BOSTON (CBS) – You’ve heard a lot lately about the rule of law, but what about the law of rules? What happens when bureaucrats enforce rules as strictly as if they were life-and-death laws.
The case study here comes from Saugus High School, where seven senior lacrosse players were suspended from postseason competition because they smoked cigars after graduation. Smoking is banned from school events and grounds, but the firing up of a celebratory stogie has long been an unofficial exception to that rule. As Saugus School Committee member Elizabeth Marchese said in a statement:
“For years, the smoking of the traditional cigar has been allowed and overlooked at graduation.”

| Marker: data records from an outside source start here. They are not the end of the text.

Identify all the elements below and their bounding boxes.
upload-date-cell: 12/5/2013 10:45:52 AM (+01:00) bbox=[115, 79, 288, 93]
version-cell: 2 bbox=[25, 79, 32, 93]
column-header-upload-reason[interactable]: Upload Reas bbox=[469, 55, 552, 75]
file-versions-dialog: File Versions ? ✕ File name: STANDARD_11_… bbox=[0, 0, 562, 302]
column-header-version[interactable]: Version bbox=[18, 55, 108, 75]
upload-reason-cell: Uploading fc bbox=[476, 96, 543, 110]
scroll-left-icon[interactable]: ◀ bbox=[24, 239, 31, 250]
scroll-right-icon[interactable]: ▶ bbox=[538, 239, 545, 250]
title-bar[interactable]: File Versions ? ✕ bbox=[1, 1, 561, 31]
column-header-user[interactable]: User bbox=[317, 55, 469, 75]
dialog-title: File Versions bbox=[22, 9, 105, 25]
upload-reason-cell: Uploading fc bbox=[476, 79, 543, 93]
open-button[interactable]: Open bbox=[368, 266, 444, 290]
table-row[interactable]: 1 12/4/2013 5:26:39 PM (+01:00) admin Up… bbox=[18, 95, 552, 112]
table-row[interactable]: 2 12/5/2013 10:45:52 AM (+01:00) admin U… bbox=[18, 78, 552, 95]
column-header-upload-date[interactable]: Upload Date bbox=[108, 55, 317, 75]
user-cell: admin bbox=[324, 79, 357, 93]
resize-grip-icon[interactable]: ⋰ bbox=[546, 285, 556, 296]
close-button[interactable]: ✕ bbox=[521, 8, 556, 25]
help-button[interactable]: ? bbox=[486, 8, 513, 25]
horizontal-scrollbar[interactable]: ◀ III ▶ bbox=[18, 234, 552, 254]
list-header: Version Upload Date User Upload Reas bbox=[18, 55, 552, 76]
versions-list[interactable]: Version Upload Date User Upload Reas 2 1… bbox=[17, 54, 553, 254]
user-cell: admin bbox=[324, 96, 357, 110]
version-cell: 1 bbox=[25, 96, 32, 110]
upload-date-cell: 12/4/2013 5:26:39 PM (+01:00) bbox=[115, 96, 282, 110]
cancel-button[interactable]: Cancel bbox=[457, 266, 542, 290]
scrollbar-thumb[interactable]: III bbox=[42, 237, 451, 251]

So why not let the kids off with a warning so they can play in their tournament games? Here’s the Superintendent of Saugus Public Schools David DeRuosi:
“Let’s say that an opposing team is following this story, when our players get on the field and they were supposed to be sanctioned or ineligible, then we have to forfeit the game,” DeRuosi told WBZ-TV.
Really? That’s your concern?
May I respectfully suggest the focus of an educational bureaucracy ought to be on teaching, and the wrong lesson is being taught here. Rules are broken all the time for reasons of ceremony, tradition, and even fun, like fireworks on the beach on the Fourth of July or the office pool during March Madness.
Instead of showing understanding and letting these kids off with a warning, Saugus is modeling rigidity and misplaced priorities. I give this lesson plan an “F.”